Gerard Manly Hopkins
I don’t believe in God. I don’t believe in Tessa either. How can I believe in something that is right in front of me? True seeing is no longer believing, and believing is not truly seeing.
I have a relationship with God. I also have a relationship with Huckleberry Finn. Whether God and Huck exist is wholly immaterial to my relationships with them. Most of the world is unaware that Tessa exists, yet my relationship with her is just as vital and vibrant, regardless of anyone’s awareness.
If it is possible to set aside the ontological questions about God, one word remains to describe Hopkins’ poetry: powerful. He mixes God and people through the sensuousness of nature. Poetry without sensuousness is like swimming without water.
The world is charged with the grandeur of God.
It will flame out, like shining from shook foil;
It gathers to a greatness, like the ooze of oil
Crushed. Why do men then now not reck his rod?

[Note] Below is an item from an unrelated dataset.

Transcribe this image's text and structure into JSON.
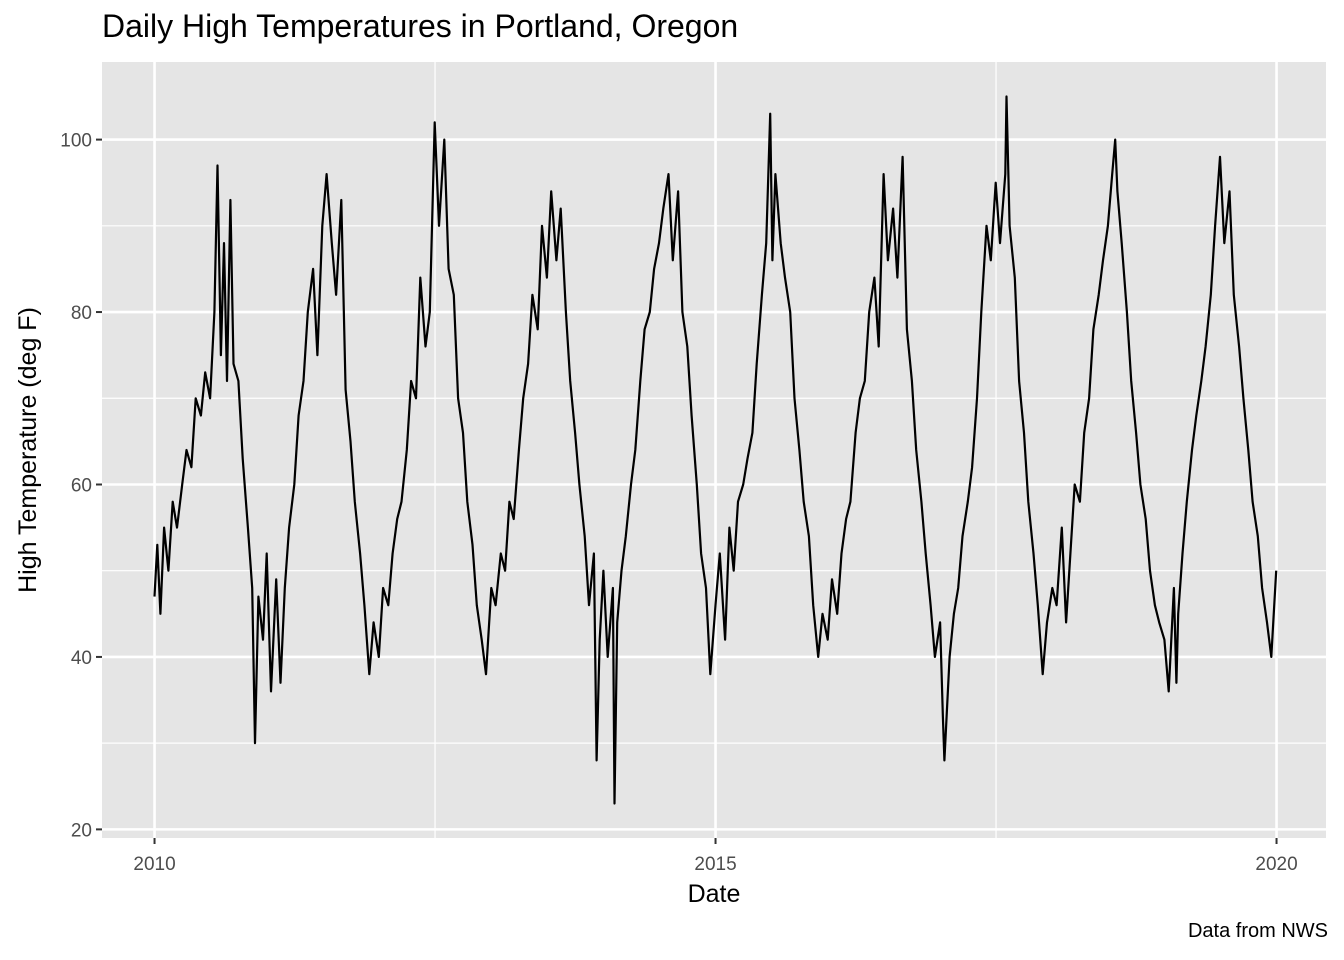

Generations have trod, have trod, have trod;
And all is seared with trade; bleared, smeared with toil;
And wears man’s smudge and shares man’s smell: the soil
Is bare now, nor can foot feel, being shod.
And for all this, nature is never spent;
Glory be to God for dappled things—
For skies of couple-colour as a brinded cow;
For rose-moles all in stipple upon trout that swim;
Fresh-firecoal chestnut-falls; finches’ wings;
Landscape plotted and pieced—fold, fallow, and plough;
And all trades, their gear and tackle and trim.